Obviously, Sam Bradford's status has monopolized all the talk leading up to Saturday's showdown between OU and Miami. I don't think it makes as much of a difference as the college football punditry would have you believe.
Here's what to watch on Saturday night when the Sooners and Hurricanes square off at LandShark Stadium:
1. Who's playing quarterback for OU
OU coach Bob Stoops has continued to play coy with the media all week about Bradford's availability. Stoops has even hinted that a decision on who starts at quarterback between Bradford and redshirt freshman Landry Jones may not be made until game time. (Yeah, right.)
Frankly, I don't think it's that big of a deal. Offensive coordinator Kevin Wilson's play-calling may vary slightly, trending a bit more aggressive with Bradford at the helm. Still, the Sooners' general plan of attack won't change much. Which takes us to...
2. Oklahoma's yards per rush in the first quarter
The Sooners' run game looks like their trump card in this matchup. Running backs Chris Brown and DeMarco Murray both ran for more than 1,000 yards last season, and the rushing attack has remained potent in 2009, averaging 4.9 yards per carry. In particular, Murray appears to be back to his old explosive self after coming off a knee injury in 2007 and spending all last year struggling to get back in top form.
Meanwhile, Miami has had problems stopping the run in its first three games, giving up 3.85 yards per attempt, 66th in the country. Last week, Virginia Tech averaged a shade under five yards per carry on a staggering 55 attempts. The Hokies threw just nine passes en route to a 31-7 win.
Expect the Sooners to come out trying to pound the rock, giving them a good look at how the 'Canes intend to stop them. If they can run effectively early on, OU likely will continue to work the ground game and use the pass opportunistically when Miami stacks the line of scrimmage.
3. Miami's production on first down
In the Hurricanes' first two games against Florida State and Georgia Tech, offensive coordinator Mark Whipple's diverse play-calling on first down clearly put the opposing defenses on their heels. Whipple's healthy mix of runs and passes yielded 8.4 yards per first-down play, buoyed by an average of 14.1 yards per pass.
That all changed against Virginia Tech, though. In the first half, the Hokies stymied Harris and the rest of the Miami offense on first down, giving up just six total yards and holding Harris without a pass completion on five attempts. Whether by chance or the design Tech defensive coordinator Bud Foster, the Canes' inability to get it going on first down consistently left them with long yardage on second and third down. Tech rolled to a 21-0 lead and never looked back.
If the Sooners can replicate the Hokies' success defending Miami on first down, OU should win comfortably.
4. Special teams play
Through the first three games of the season, the Sooners' kickoff coverage has shown marked improvement following a disastrous 2008. However, OU has yet to face a foe with the kind of weapons in the return game that The U boasts. The 'Canes are averaging 26.6 yards per kickoff returns. Junior Graig Cooper has been particularly on kick returns, going for an average of 31.2 yards.
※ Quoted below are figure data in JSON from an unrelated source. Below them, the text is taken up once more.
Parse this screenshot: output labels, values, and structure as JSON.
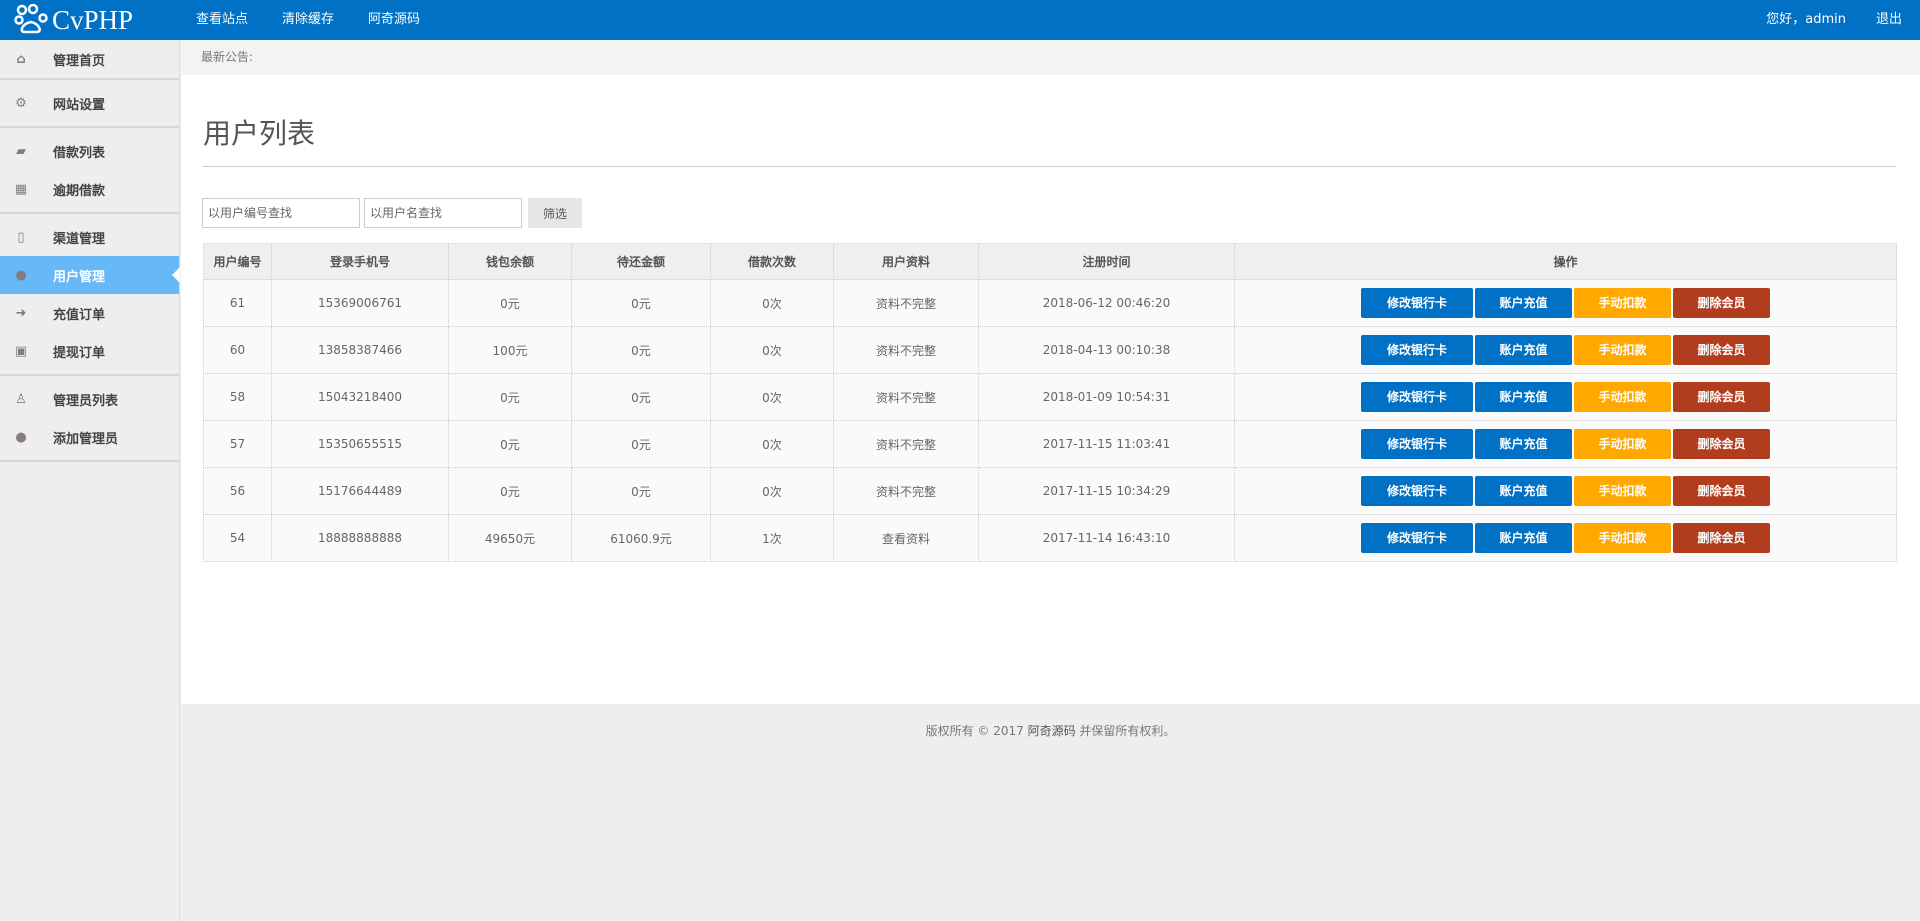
{
  "header": {
    "logo": "CvPHP",
    "nav": [
      "查看站点",
      "清除缓存",
      "阿奇源码"
    ],
    "greeting": "您好，admin",
    "logout": "退出"
  },
  "sidebar": {
    "groups": [
      [
        {
          "label": "管理首页",
          "icon": "home-icon"
        }
      ],
      [
        {
          "label": "网站设置",
          "icon": "gear-icon"
        }
      ],
      [
        {
          "label": "借款列表",
          "icon": "book-icon"
        },
        {
          "label": "逾期借款",
          "icon": "table-icon"
        }
      ],
      [
        {
          "label": "渠道管理",
          "icon": "bookmark-icon"
        },
        {
          "label": "用户管理",
          "icon": "user-icon",
          "active": true
        },
        {
          "label": "充值订单",
          "icon": "sign-in-icon"
        },
        {
          "label": "提现订单",
          "icon": "money-icon"
        }
      ],
      [
        {
          "label": "管理员列表",
          "icon": "user-outline-icon"
        },
        {
          "label": "添加管理员",
          "icon": "user-icon"
        }
      ]
    ]
  },
  "notice": "最新公告:",
  "page_title": "用户列表",
  "search": {
    "id_placeholder": "以用户编号查找",
    "name_placeholder": "以用户名查找",
    "filter": "筛选"
  },
  "table": {
    "headers": [
      "用户编号",
      "登录手机号",
      "钱包余额",
      "待还金额",
      "借款次数",
      "用户资料",
      "注册时间",
      "操作"
    ],
    "rows": [
      [
        "61",
        "15369006761",
        "0元",
        "0元",
        "0次",
        "资料不完整",
        "2018-06-12 00:46:20"
      ],
      [
        "60",
        "13858387466",
        "100元",
        "0元",
        "0次",
        "资料不完整",
        "2018-04-13 00:10:38"
      ],
      [
        "58",
        "15043218400",
        "0元",
        "0元",
        "0次",
        "资料不完整",
        "2018-01-09 10:54:31"
      ],
      [
        "57",
        "15350655515",
        "0元",
        "0元",
        "0次",
        "资料不完整",
        "2017-11-15 11:03:41"
      ],
      [
        "56",
        "15176644489",
        "0元",
        "0元",
        "0次",
        "资料不完整",
        "2017-11-15 10:34:29"
      ],
      [
        "54",
        "18888888888",
        "49650元",
        "61060.9元",
        "1次",
        "查看资料",
        "2017-11-14 16:43:10"
      ]
    ],
    "actions": [
      "修改银行卡",
      "账户充值",
      "手动扣款",
      "删除会员"
    ]
  },
  "footer": {
    "prefix": "版权所有 © 2017 ",
    "link": "阿奇源码",
    "suffix": " 并保留所有权利。"
  },
  "colors": {
    "header": "#0071c5",
    "active": "#67b8f7",
    "orange": "#ffa800",
    "red": "#b23d1e"
  }
}
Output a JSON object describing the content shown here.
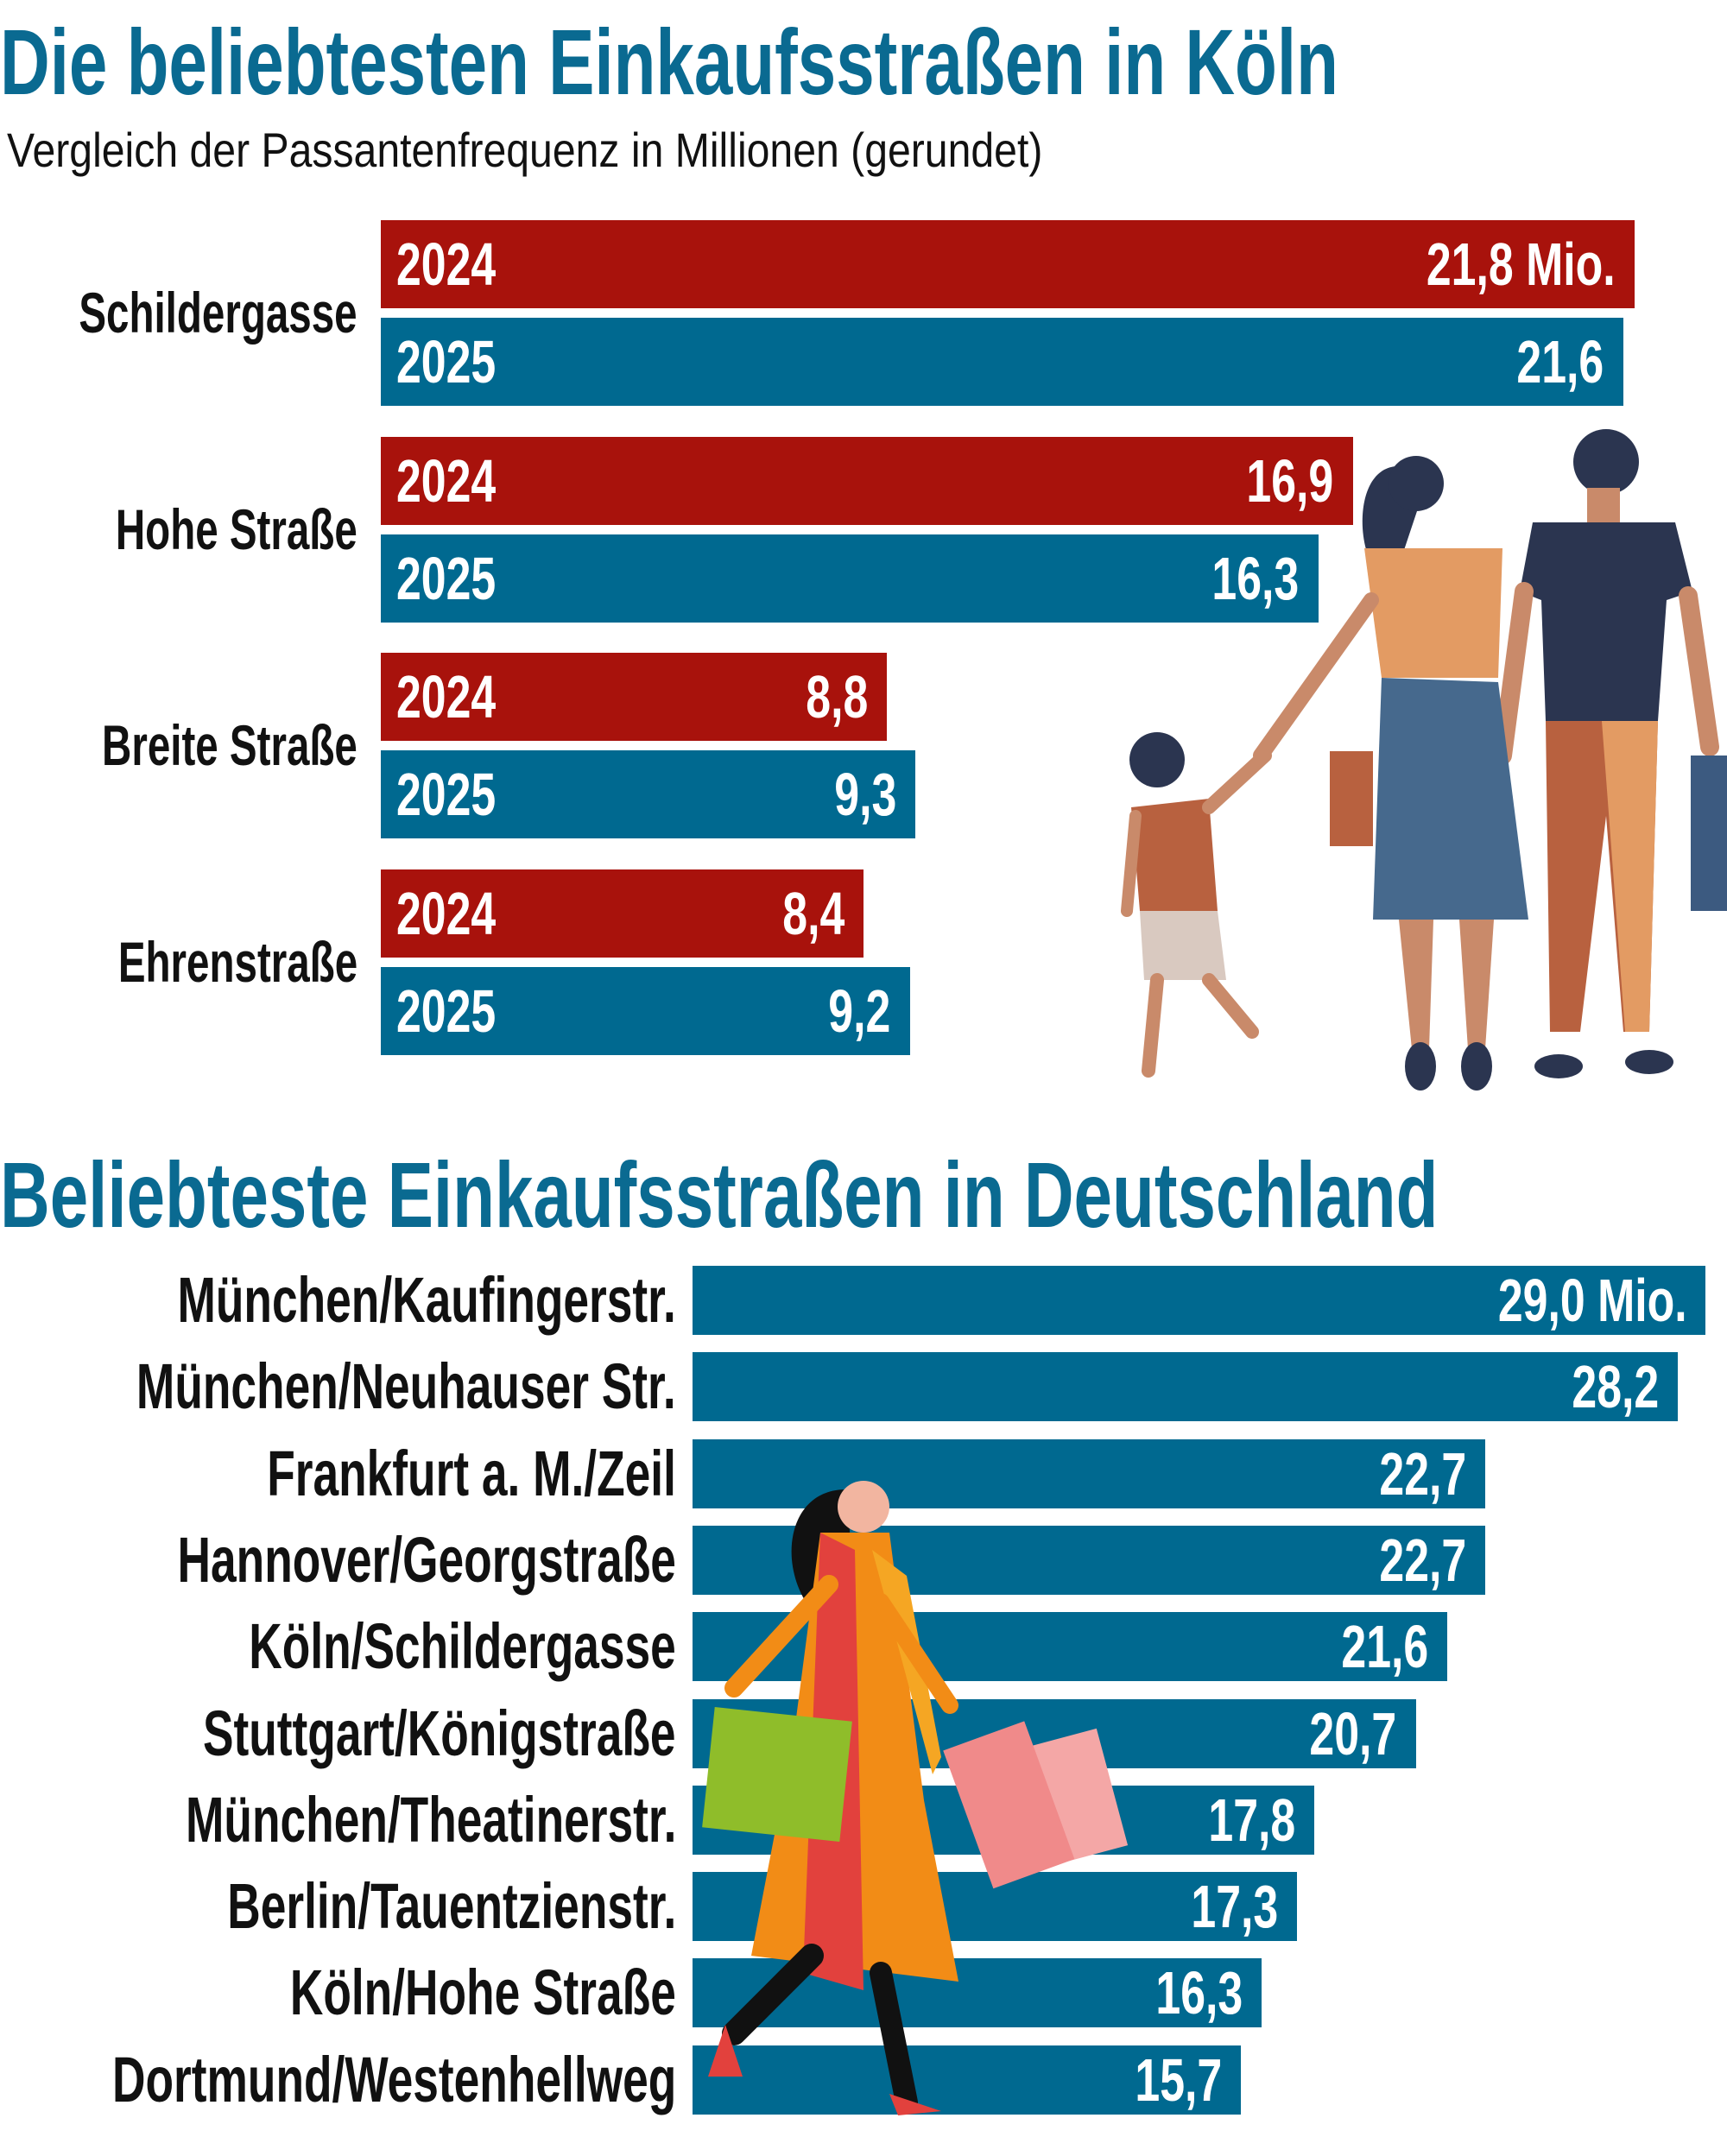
{
  "colors": {
    "title": "#0a6a91",
    "y2024": "#a8120c",
    "y2025": "#006990",
    "text": "#111111"
  },
  "chart_data": [
    {
      "type": "bar",
      "orientation": "horizontal",
      "title": "Die beliebtesten Einkaufsstraßen in Köln",
      "subtitle": "Vergleich der Passantenfrequenz in Millionen (gerundet)",
      "categories": [
        "Schildergasse",
        "Hohe Straße",
        "Breite Straße",
        "Ehrenstraße"
      ],
      "series": [
        {
          "name": "2024",
          "color": "#a8120c",
          "values": [
            21.8,
            16.9,
            8.8,
            8.4
          ],
          "labels": [
            "21,8 Mio.",
            "16,9",
            "8,8",
            "8,4"
          ]
        },
        {
          "name": "2025",
          "color": "#006990",
          "values": [
            21.6,
            16.3,
            9.3,
            9.2
          ],
          "labels": [
            "21,6",
            "16,3",
            "9,3",
            "9,2"
          ]
        }
      ],
      "grid": false
    },
    {
      "type": "bar",
      "orientation": "horizontal",
      "title": "Beliebteste Einkaufsstraßen in Deutschland",
      "categories": [
        "München/Kaufingerstr.",
        "München/Neuhauser Str.",
        "Frankfurt a. M./Zeil",
        "Hannover/Georgstraße",
        "Köln/Schildergasse",
        "Stuttgart/Königstraße",
        "München/Theatinerstr.",
        "Berlin/Tauentzienstr.",
        "Köln/Hohe Straße",
        "Dortmund/Westenhellweg"
      ],
      "values": [
        29.0,
        28.2,
        22.7,
        22.7,
        21.6,
        20.7,
        17.8,
        17.3,
        16.3,
        15.7
      ],
      "labels": [
        "29,0 Mio.",
        "28,2",
        "22,7",
        "22,7",
        "21,6",
        "20,7",
        "17,8",
        "17,3",
        "16,3",
        "15,7"
      ],
      "color": "#006990",
      "grid": false
    }
  ]
}
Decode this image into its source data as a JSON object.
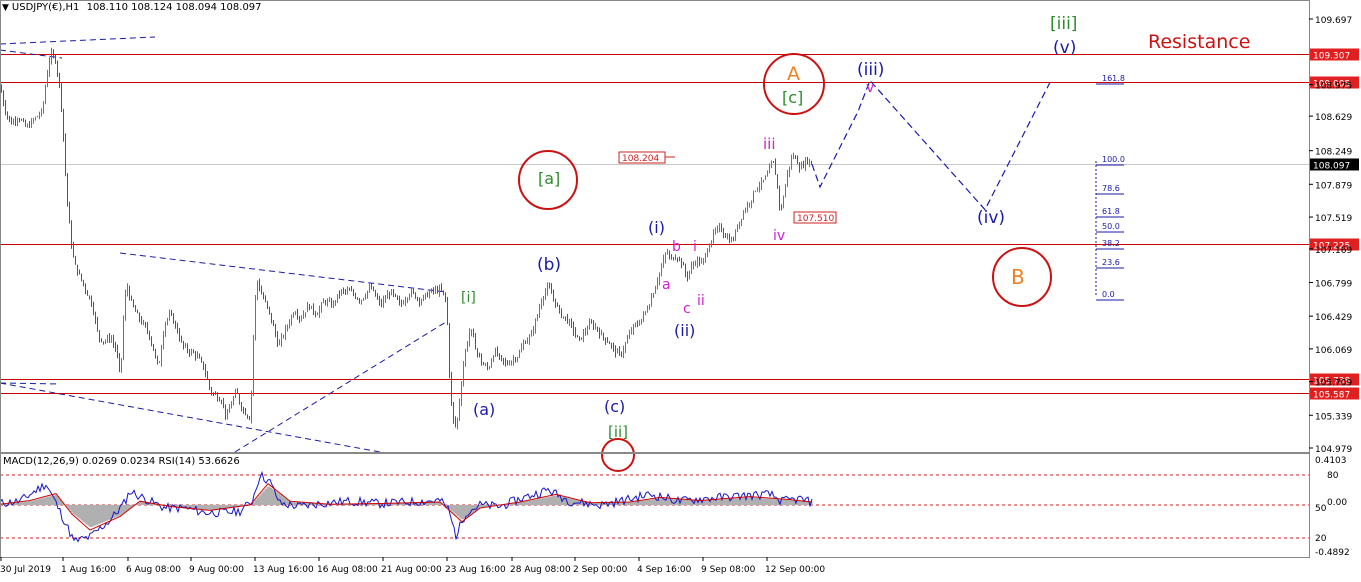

Cheap points from special teams could swing this one.
5. Who splits out in OU's three-receiver sets
Through three games, Ryan Broyles and Brandon Caleb have established themselves as the Sooners' top two at the wide receiver spot. When it comes to a third option, though, OU receivers coach Jay Norvell has yet to identify anyone from a revolving door of candidates. Compounding the problem has been the inconsistency of the Sooners' tight ends.
Caleb's emergence has taken some heat off of Broyles. Without a wealth of reliable options at receiver, however, OU will have trouble converting on obvious passing downs.
6. Miami's ability to rush the passer
The OU offensive line failed to protect Bradford against the blitz in the opener against BYU, and it cost the reigning Heisman winner and his team dearly. Assuming Bradford plays on Saturday, the 'Canes will be gunning for him. If the o-line allows the Miami pass rush to rough Bradford up, that's trouble.
Likewise, the tried-and-true formula for rattling a young quarterback on the road is to bring the heat. If it's Jones calling the signals for OU, expect the 'Canes to blitz him relentlessly. Jones has played with plenty of poise in his two starts in Bradford's absence, but Idaho State and Tulsa are entirely different animals from Miami's ultra-athletic defenders.
Either way, if Miami can get to the quarterback consistently, it could be a long night in South Florida for the Sooners.